En esta sociedad nuestra, marcada por los convencionalismos, donde domina la descalificación prejuiciosa contra el arte (elitista, superfluo, meramente decorativo, inútil) resulta que existe y se sostiene algo tan inusual como Correos, comprobando que es todo lo contrario. Suficiente razón para ratificar el valor simbólico que ha acumulado a través de los años y como ciertos proyectos, contra todo pronóstico o plan original, se ven en la necesidad de variar sus objetivos y dar lugar a otras cosas. La flexibilidad camaleónica es enriquecedora y cuestión de sabios.
Cuando se recondujo el uso de la Sexta Avenida por ejemplo, la municipalidad pensó que la mítica avenida central sería el mejor escenario para el paso del flamante Transmetro. Pero la gente, los peatones, en esa inercia maravillosa, conducida por la intuición y la necesidad de espacios abiertos y públicos, se apoderaron de la vía sin vuelta atrás, lo que resultó en una situación fértil para los ciudadanos y formas de convivencia de la Sexta.

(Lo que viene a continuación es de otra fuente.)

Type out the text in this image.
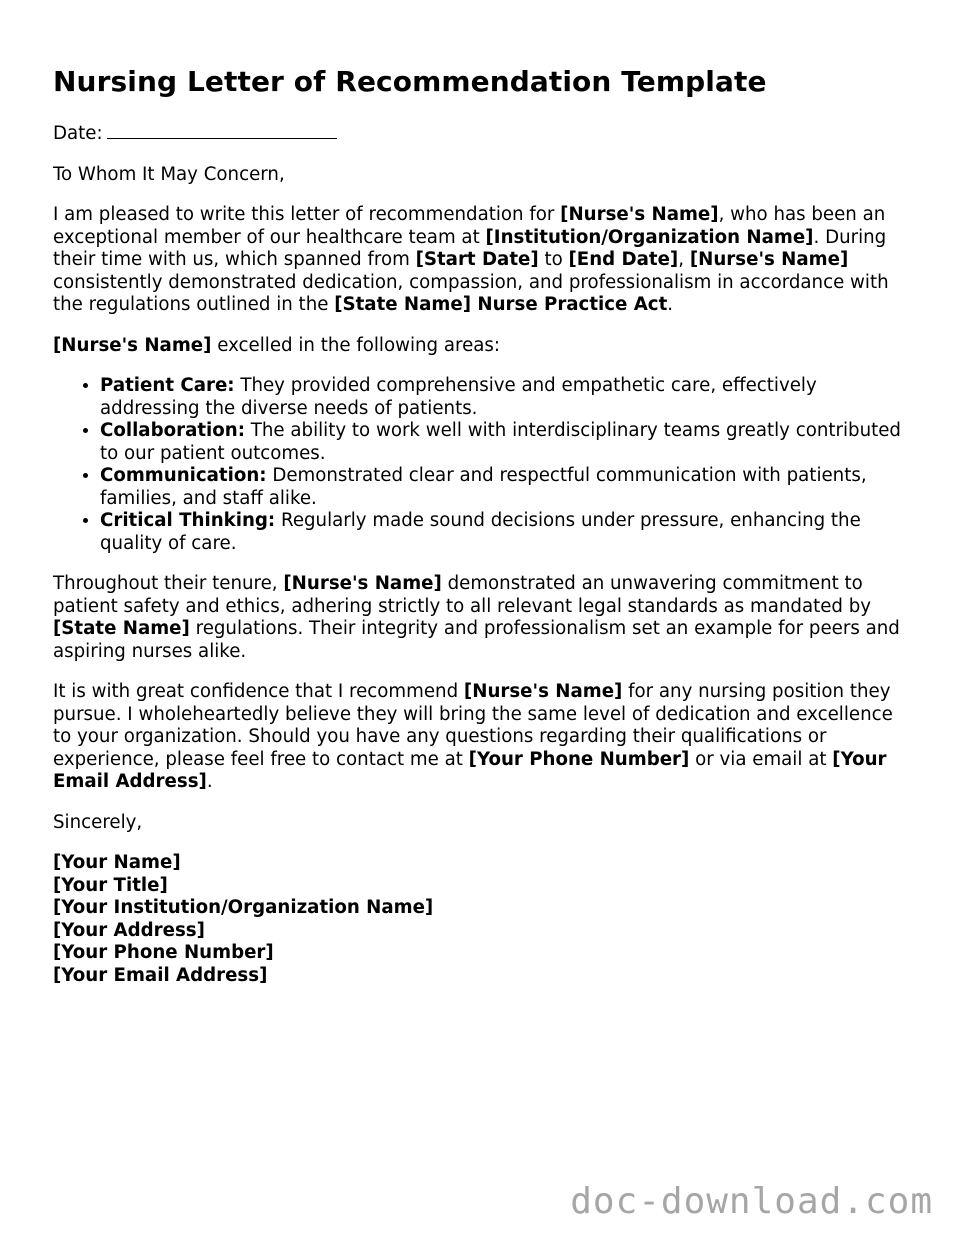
Nursing Letter of Recommendation Template

Date:

To Whom It May Concern,

I am pleased to write this letter of recommendation for [Nurse's Name], who has been an exceptional member of our healthcare team at [Institution/Organization Name]. During their time with us, which spanned from [Start Date] to [End Date], [Nurse's Name] consistently demonstrated dedication, compassion, and professionalism in accordance with the regulations outlined in the [State Name] Nurse Practice Act.

[Nurse's Name] excelled in the following areas:

• Patient Care: They provided comprehensive and empathetic care, effectively addressing the diverse needs of patients.
• Collaboration: The ability to work well with interdisciplinary teams greatly contributed to our patient outcomes.
• Communication: Demonstrated clear and respectful communication with patients, families, and staff alike.
• Critical Thinking: Regularly made sound decisions under pressure, enhancing the quality of care.

Throughout their tenure, [Nurse's Name] demonstrated an unwavering commitment to patient safety and ethics, adhering strictly to all relevant legal standards as mandated by [State Name] regulations. Their integrity and professionalism set an example for peers and aspiring nurses alike.

It is with great confidence that I recommend [Nurse's Name] for any nursing position they pursue. I wholeheartedly believe they will bring the same level of dedication and excellence to your organization. Should you have any questions regarding their qualifications or experience, please feel free to contact me at [Your Phone Number] or via email at [Your Email Address].

Sincerely,

[Your Name]
[Your Title]
[Your Institution/Organization Name]
[Your Address]
[Your Phone Number]
[Your Email Address]
doc-download.com
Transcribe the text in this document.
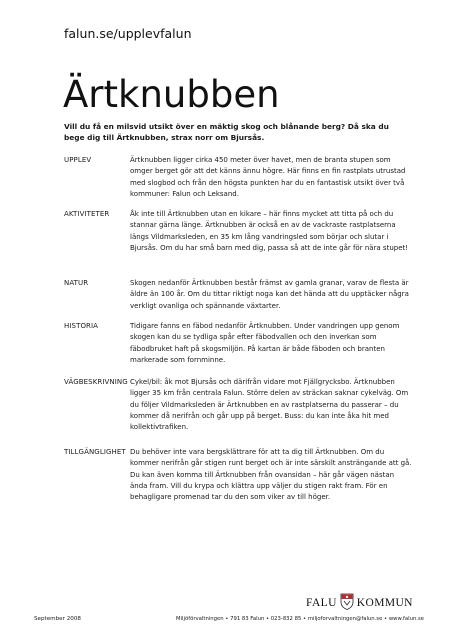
falun.se/upplevfalun
Ärtknubben

Vill du få en milsvid utsikt över en mäktig skog och blånande berg? Då ska du bege dig till Ärtknubben, strax norr om Bjursås.

UPPLEV	Ärtknubben ligger cirka 450 meter över havet, men de branta stupen som omger berget gör att det känns ännu högre. Här finns en fin rastplats utrustad med slogbod och från den högsta punkten har du en fantastisk utsikt över två kommuner: Falun och Leksand.

AKTIVITETER	Åk inte till Ärtknubben utan en kikare – här finns mycket att titta på och du stannar gärna länge. Ärtknubben är också en av de vackraste rastplatserna längs Vildmarksleden, en 35 km lång vandringsled som börjar och slutar i Bjursås. Om du har små barn med dig, passa så att de inte går för nära stupet!

NATUR	Skogen nedanför Ärtknubben består främst av gamla granar, varav de flesta är äldre än 100 år. Om du tittar riktigt noga kan det hända att du upptäcker några verkligt ovanliga och spännande växtarter.

HISTORIA	Tidigare fanns en fäbod nedanför Ärtknubben. Under vandringen upp genom skogen kan du se tydliga spår efter fäbodvallen och den inverkan som fäbodbruket haft på skogsmiljön. På kartan är både fäboden och branten markerade som fornminne.

VÄGBESKRIVNING Cykel/bil: åk mot Bjursås och därifrån vidare mot Fjällgrycksbo. Ärtknubben ligger 35 km från centrala Falun. Större delen av sträckan saknar cykelväg. Om du följer Vildmarksleden är Ärtknubben en av rastplatserna du passerar – du kommer då nerifrån och går upp på berget. Buss: du kan inte åka hit med kollektivtrafiken.

TILLGÄNGLIGHET Du behöver inte vara bergsklättrare för att ta dig till Ärtknubben. Om du kommer nerifrån går stigen runt berget och är inte särskilt ansträngande att gå. Du kan även komma till Ärtknubben från ovansidan – här går vägen nästan ända fram. Vill du krypa och klättra upp väljer du stigen rakt fram. För en behagligare promenad tar du den som viker av till höger.

FALU KOMMUN
September 2008	Miljöförvaltningen • 791 83 Falun • 023-832 85 • miljoforvaltningen@falun.se • www.falun.se
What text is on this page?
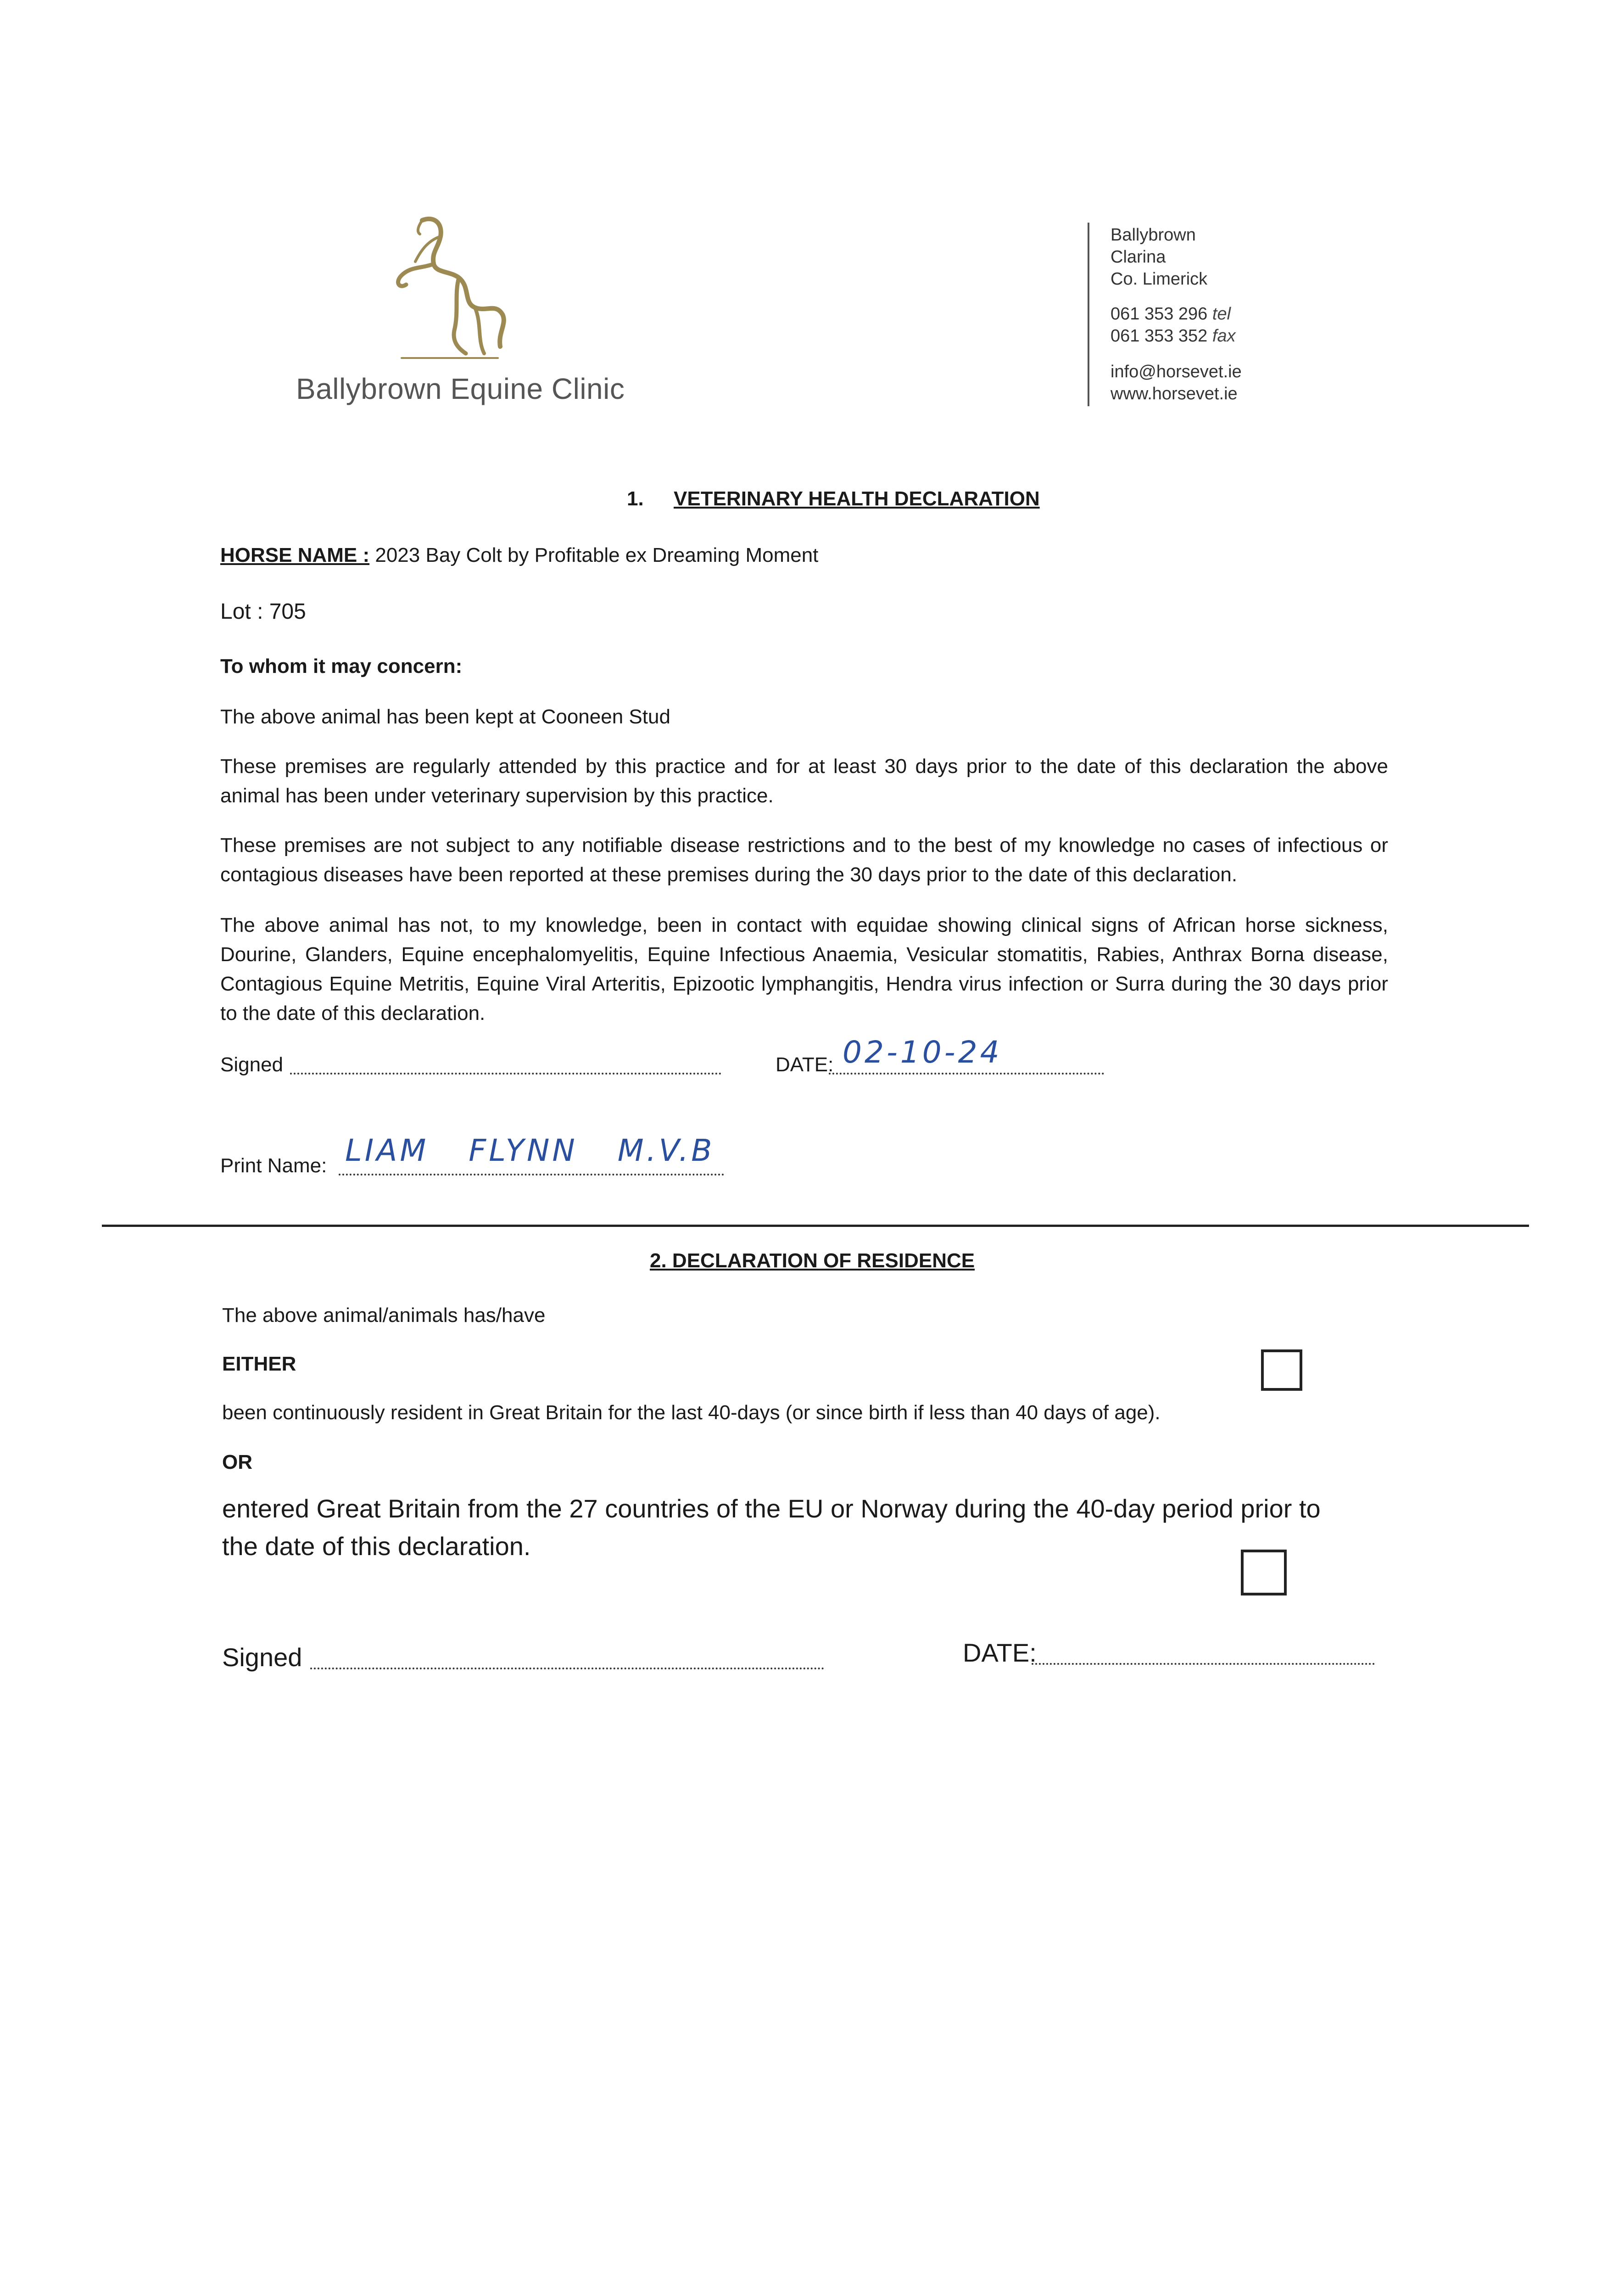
Ballybrown Equine Clinic
Ballybrown
Clarina
Co. Limerick
061 353 296 tel
061 353 352 fax
info@horsevet.ie
www.horsevet.ie
1. VETERINARY HEALTH DECLARATION
HORSE NAME : 2023 Bay Colt by Profitable ex Dreaming Moment
Lot : 705
To whom it may concern:
The above animal has been kept at Cooneen Stud
These premises are regularly attended by this practice and for at least 30 days prior to the date of this declaration the above animal has been under veterinary supervision by this practice.
These premises are not subject to any notifiable disease restrictions and to the best of my knowledge no cases of infectious or contagious diseases have been reported at these premises during the 30 days prior to the date of this declaration.
The above animal has not, to my knowledge, been in contact with equidae showing clinical signs of African horse sickness, Dourine, Glanders, Equine encephalomyelitis, Equine Infectious Anaemia, Vesicular stomatitis, Rabies, Anthrax Borna disease, Contagious Equine Metritis, Equine Viral Arteritis, Epizootic lymphangitis, Hendra virus infection or Surra during the 30 days prior to the date of this declaration.
Signed	DATE: 02-10-24
Print Name: LIAM FLYNN M.V.B
2. DECLARATION OF RESIDENCE
The above animal/animals has/have
EITHER
been continuously resident in Great Britain for the last 40-days (or since birth if less than 40 days of age).
OR
entered Great Britain from the 27 countries of the EU or Norway during the 40-day period prior to
the date of this declaration.
Signed	DATE:
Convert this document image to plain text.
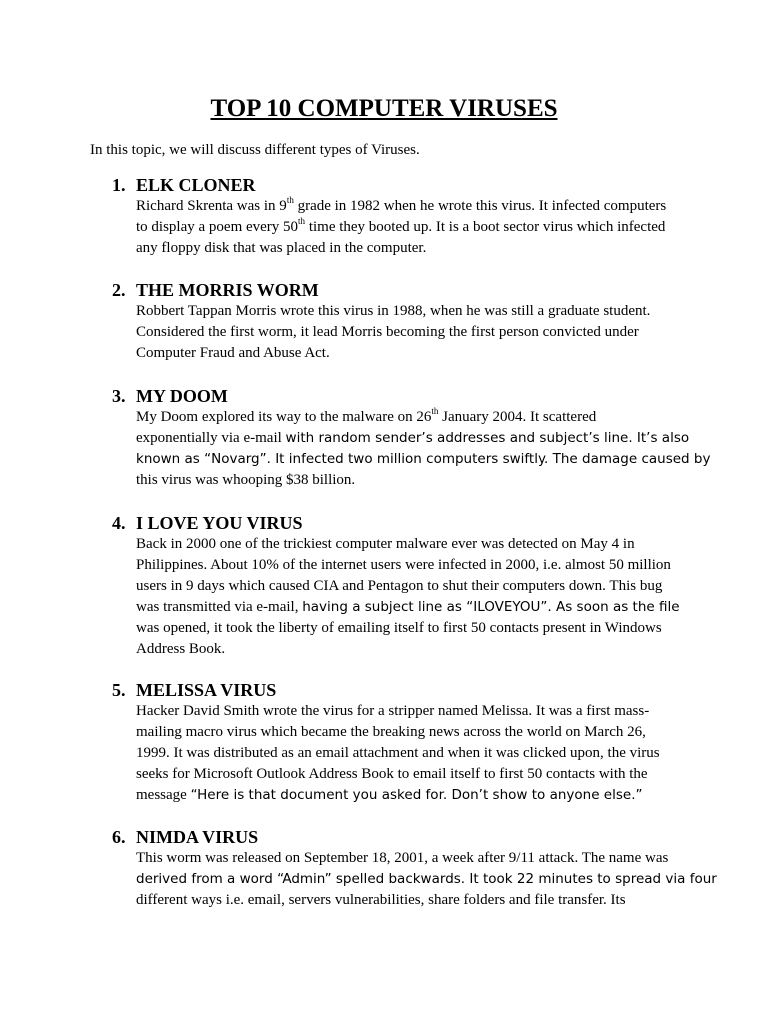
TOP 10 COMPUTER VIRUSES

In this topic, we will discuss different types of Viruses.

1. ELK CLONER
Richard Skrenta was in 9th grade in 1982 when he wrote this virus. It infected computers
to display a poem every 50th time they booted up. It is a boot sector virus which infected
any floppy disk that was placed in the computer.
2. THE MORRIS WORM
Robbert Tappan Morris wrote this virus in 1988, when he was still a graduate student.
Considered the first worm, it lead Morris becoming the first person convicted under
Computer Fraud and Abuse Act.
3. MY DOOM
My Doom explored its way to the malware on 26th January 2004. It scattered
exponentially via e-mail with random sender’s addresses and subject’s line. It’s also
known as “Novarg”. It infected two million computers swiftly. The damage caused by
this virus was whooping $38 billion.
4. I LOVE YOU VIRUS
Back in 2000 one of the trickiest computer malware ever was detected on May 4 in
Philippines. About 10% of the internet users were infected in 2000, i.e. almost 50 million
users in 9 days which caused CIA and Pentagon to shut their computers down. This bug
was transmitted via e-mail, having a subject line as “ILOVEYOU”. As soon as the file
was opened, it took the liberty of emailing itself to first 50 contacts present in Windows
Address Book.
5. MELISSA VIRUS
Hacker David Smith wrote the virus for a stripper named Melissa. It was a first mass-
mailing macro virus which became the breaking news across the world on March 26,
1999. It was distributed as an email attachment and when it was clicked upon, the virus
seeks for Microsoft Outlook Address Book to email itself to first 50 contacts with the
message “Here is that document you asked for. Don’t show to anyone else.”
6. NIMDA VIRUS
This worm was released on September 18, 2001, a week after 9/11 attack. The name was
derived from a word “Admin” spelled backwards. It took 22 minutes to spread via four
different ways i.e. email, servers vulnerabilities, share folders and file transfer. Its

En más de una oportunidad me he declarado arevalista y lo sostengo. En el loop histórico iniciado por Juan José Arévalo Bermejo, en la mitad de la década de los 40, aun se erigen los referentes gloriosos de la cultura. Estos siguen confirmando la importancia del arte en nuestra sociedad. Me refiero, por supuesto, a la mayoría de escuelas de arte que surgieron durante su mandato, así como las iniciativas de apoyo estatal a artistas becados, a escritores, actores, cantantes, emisiones de radio e intelectuales en general, que sucedió en aquella década primaveral. Y a pesar de los posteriores periodos de represión, ese germen de ciudadanía, como verbo, sigue emergiendo y renovándose desde las diversas prácticas artísticas y sus formas de pensamiento crítico. Considerando todos los antecedentes descritos y la voluntad que el Dr. Arévalo de León ha manifestado en diferentes oportunidades, por apoyar la democracia, la cultura y el arte, creo que es urgente que las autoridades del Ministerio de Comunicaciones y la Municipalidad de Guatemala se sienten a dialogar para renegociar y, por qué no, imaginar opciones que no lastimen a la comunidad artística y a un proyecto que costaría mucho rearticular.
Desde mi opinión independiente creo que no prorrogar el convenio, no tomar en cuenta ese poder ciudadano que emerge desde ese proyecto artístico y simplificar el asunto con argumentos propios de la lógica de la propiedad privada, es la estrategia política menos afortunada en estos momentos propicios para la animadversión. Y la más catastrófica para todos aquellos que apostamos y defendimos en las urnas la democracia.